CAIRO, Sep 6 (Reuters) More than 1,000 wealthy men in suits gathered at a five-star Cairo hotel this week to hear Egyptian ministers talk about investment.

What they heard was the government's anguish over whether economic growth will soon alleviate the plight of the poor.

''It is a basic challenge that keeps me awake at night because I do not know how to handle it,'' Finance Minister Youssef Boutros-Ghali told the conference in the government's keynote opening speech to the business people.

''There is a stratum of Egyptian society that is not being reached... where income has not increased. These are the ones we have to reach out to,'' the minister added.

The poor at the gate were a recurrent theme at the two-day conference, with opinion divided between a majority who say it could be years before those at the bottom start to benefit and a minority who think high growth is already trickling down. Egypt is enjoying its highest sustained economic growth in decades at more than 7 per cent a year. But rising prices and stubbornly high unemployment make life grim for many Egyptians.

Boutros-Ghali said he was worried that the government's economic liberalisation programme could go off the rails if it does not find a way of spreading wealth more widely.

''For the coming 12 months this is going to be priority number one,'' the minister added.

President Hosni Mubarak and his government repeatedly talk about what they call the social dimension of economic policy. Mubarak has urged the government several times in August to explain the benefits of its programme to the public.

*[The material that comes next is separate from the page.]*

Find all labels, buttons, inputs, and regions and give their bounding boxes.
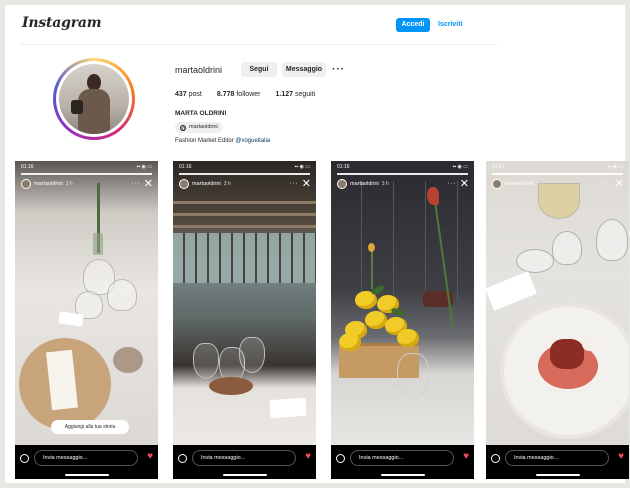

Some business people are alarmed too. ''We are adopting a full market-led economy for the first time and not everybody is taking the benefit and this creates discontent,'' Hussein Choucri Chairman of HC Securities and Investment told Reuters.

TRICKLE-DOWN MODEL Parts of the country went without mains water for weeks during the summer and people blocked highways in protest. Textile, cement and other workers have staged dozens of strikes over the past year, often winning concessions from management.

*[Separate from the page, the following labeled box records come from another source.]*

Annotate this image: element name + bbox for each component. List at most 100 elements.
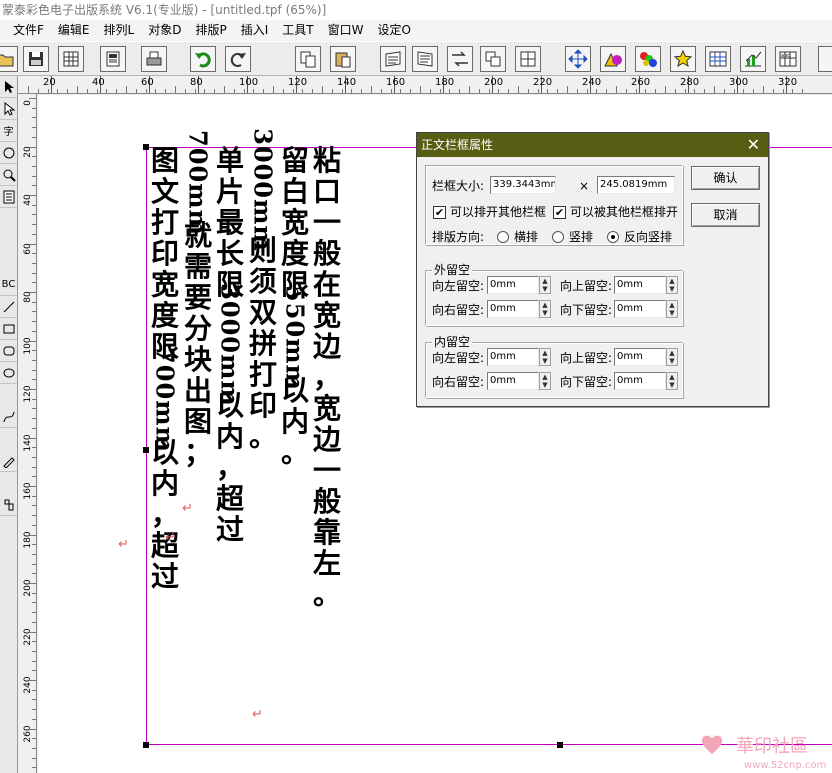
inner-top-label: 向上留空: [560, 351, 613, 365]
outer-bottom-field[interactable]: 0mm [614, 300, 666, 318]
undo-icon[interactable] [190, 46, 216, 72]
push-others-checkbox[interactable]: ✔ [433, 206, 446, 219]
ellipse-tool-icon[interactable] [0, 142, 17, 164]
vertical-radio[interactable] [552, 231, 564, 243]
menu-file[interactable]: 文件F [6, 20, 51, 41]
ruler-minor-tick [665, 86, 666, 93]
inner-left-spinner[interactable]: ▲ ▼ [539, 348, 551, 366]
inner-right-field[interactable]: 0mm [487, 372, 539, 390]
text-number: 700mm [150, 346, 180, 453]
menu-arrange[interactable]: 排列L [97, 20, 142, 41]
text-char: 宽 [150, 268, 179, 301]
outer-bottom-spinner[interactable]: ▲ ▼ [666, 300, 678, 318]
line-tool-icon[interactable] [0, 296, 17, 318]
inner-bottom-spinner[interactable]: ▲ ▼ [666, 372, 678, 390]
ruler-minor-tick [32, 738, 36, 740]
menu-typeset[interactable]: 排版P [188, 20, 233, 41]
inner-top-spinner[interactable]: ▲ ▼ [666, 348, 678, 366]
frame-unlink-icon[interactable] [412, 46, 438, 72]
select-tool-icon[interactable] [0, 98, 17, 120]
ruler-label: 280 [680, 77, 700, 88]
frame-link-icon[interactable] [380, 46, 406, 72]
pen-tool-icon[interactable] [0, 450, 17, 472]
outer-right-spinner[interactable]: ▲ ▼ [539, 300, 551, 318]
outer-left-spinner[interactable]: ▲ ▼ [539, 276, 551, 294]
label-tool-icon[interactable]: BC [0, 274, 17, 296]
layout-icon[interactable] [100, 46, 126, 72]
outer-top-spinner[interactable]: ▲ ▼ [666, 276, 678, 294]
rect-tool-icon[interactable] [0, 318, 17, 340]
frame-handle[interactable] [557, 742, 563, 748]
cancel-button[interactable]: 取消 [691, 203, 760, 227]
outer-left-field[interactable]: 0mm [487, 276, 539, 294]
ruler-minor-tick [32, 524, 36, 526]
table-tool-icon[interactable] [0, 494, 17, 516]
pushed-by-others-checkbox[interactable]: ✔ [553, 206, 566, 219]
ruler-label: 60 [141, 77, 154, 88]
ruler-label: 240 [23, 676, 33, 694]
menu-insert[interactable]: 插入I [234, 20, 276, 41]
frame-handle[interactable] [143, 742, 149, 748]
text-char: 片 [215, 175, 244, 208]
menu-settings[interactable]: 设定O [370, 20, 417, 41]
text-char: 要 [183, 281, 212, 314]
extra-icon[interactable] [818, 46, 832, 72]
open-icon[interactable] [0, 46, 18, 72]
table-icon[interactable] [705, 46, 731, 72]
paste-icon[interactable] [330, 46, 356, 72]
inner-top-field[interactable]: 0mm [614, 348, 666, 366]
save-icon[interactable] [23, 46, 49, 72]
horizontal-radio[interactable] [497, 231, 509, 243]
group-icon[interactable] [480, 46, 506, 72]
text-char: 。 [280, 436, 309, 469]
star-icon[interactable] [670, 46, 696, 72]
ungroup-icon[interactable] [515, 46, 541, 72]
ruler-label: 200 [484, 77, 504, 88]
ruler-minor-tick [32, 466, 36, 468]
horizontal-ruler[interactable]: 20 40 60 80 100 120 140 160 180 200 220 240 260 280 30… [18, 76, 832, 94]
ok-button[interactable]: 确认 [691, 166, 760, 190]
inner-right-spinner[interactable]: ▲ ▼ [539, 372, 551, 390]
arrange-icon[interactable] [447, 46, 473, 72]
dialog-titlebar[interactable]: 正文栏框属性 ✕ [417, 133, 768, 157]
outer-top-field[interactable]: 0mm [614, 276, 666, 294]
print-icon[interactable] [141, 46, 167, 72]
grid-icon[interactable] [58, 46, 84, 72]
ruler-minor-tick [32, 621, 36, 623]
ruler-minor-tick [32, 136, 36, 138]
inner-left-field[interactable]: 0mm [487, 348, 539, 366]
ruler-minor-tick [32, 311, 36, 313]
text-tool-icon[interactable]: 字 [0, 120, 17, 142]
vertical-ruler[interactable]: 0 20 40 60 80 100 120 140 160 180 200 220 240 260 [18, 94, 37, 773]
text-table-icon[interactable]: abc [775, 46, 801, 72]
align-icon[interactable] [565, 46, 591, 72]
color-icon[interactable] [635, 46, 661, 72]
outer-right-field[interactable]: 0mm [487, 300, 539, 318]
ruler-minor-tick [772, 89, 774, 93]
frame-height-field[interactable]: 245.0819mm [597, 176, 675, 194]
menu-object[interactable]: 对象D [141, 20, 188, 41]
shapes-icon[interactable] [600, 46, 626, 72]
chart-icon[interactable] [740, 46, 766, 72]
rounded-rect-tool-icon[interactable] [0, 340, 17, 362]
frame-width-field[interactable]: 339.3443mm [490, 176, 556, 194]
frame-tool-icon[interactable] [0, 186, 17, 208]
arrow-tool-icon[interactable] [0, 76, 17, 98]
ruler-label: 100 [23, 336, 33, 355]
copy-icon[interactable] [295, 46, 321, 72]
zoom-tool-icon[interactable] [0, 164, 17, 186]
ruler-label: 180 [23, 530, 33, 549]
inner-bottom-field[interactable]: 0mm [614, 372, 666, 390]
menu-window[interactable]: 窗口W [321, 20, 371, 41]
reverse-vertical-radio[interactable] [607, 231, 619, 243]
text-char: 单 [215, 144, 244, 177]
menu-tools[interactable]: 工具T [275, 20, 320, 41]
ruler-label: 140 [337, 77, 357, 88]
ruler-minor-tick [29, 680, 36, 681]
redo-icon[interactable] [225, 46, 251, 72]
close-icon[interactable]: ✕ [747, 133, 760, 157]
oval-tool-icon[interactable] [0, 362, 17, 384]
ruler-label: 40 [23, 194, 33, 206]
curve-tool-icon[interactable] [0, 406, 17, 428]
menu-edit[interactable]: 编辑E [51, 20, 97, 41]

The government has pinned most of its hopes on a trickle-down model by which business people would distribute the benefits of growth to less wealthy individuals by creating more jobs and stimulating the economy.

''The problem is that this process will take a long time. The market has moved so quickly that really we are not catching up (in) the educational system and the skill development system,'' said Taher Helmy, senior partner at Helmy, Hamza and Partners.

''Trickle-down frankly is not going to be easy... It is not going to happen very soon. This is part of the growing pains.

The gap is going to widen but hopefully that again will be for the short term,'' he added.

Alaa Saba, chairman of Cairo investment bank Beltone, disagreed.

''There are some numbers that might indicate that the trickle-down effect is actually happening. The growth of sales in some of the consumer goods in Egypt are witnessing unprecedented numbers,'' he said.

He cited an 80 per cent increase in sales of fans in the past year, outpacing 40 per cent growth in sales of air conditioners.

Boutros-Ghali said his strategy for spreading wealth included doubling to about 1.2 million the number of families who receive monthly cash benefits, improving the mechanism for targeting subsidies to the poor and measures, such as retraining, which would give the poor access to better jobs.

He also promised better pensions and health care and improvements in the services the government provides.

Economists said the government's dilemma will be to maintain the pace of economic liberalisation, which would mean cutting subsidies to control the budget deficit, at a time when it might need to increase spending to maintain social peace.

''We should not sacrifice the gains that we have made in terms of macroeconomic stability,'' said Ziad Bahaa Eldin, chairman of the General Authority for Investment.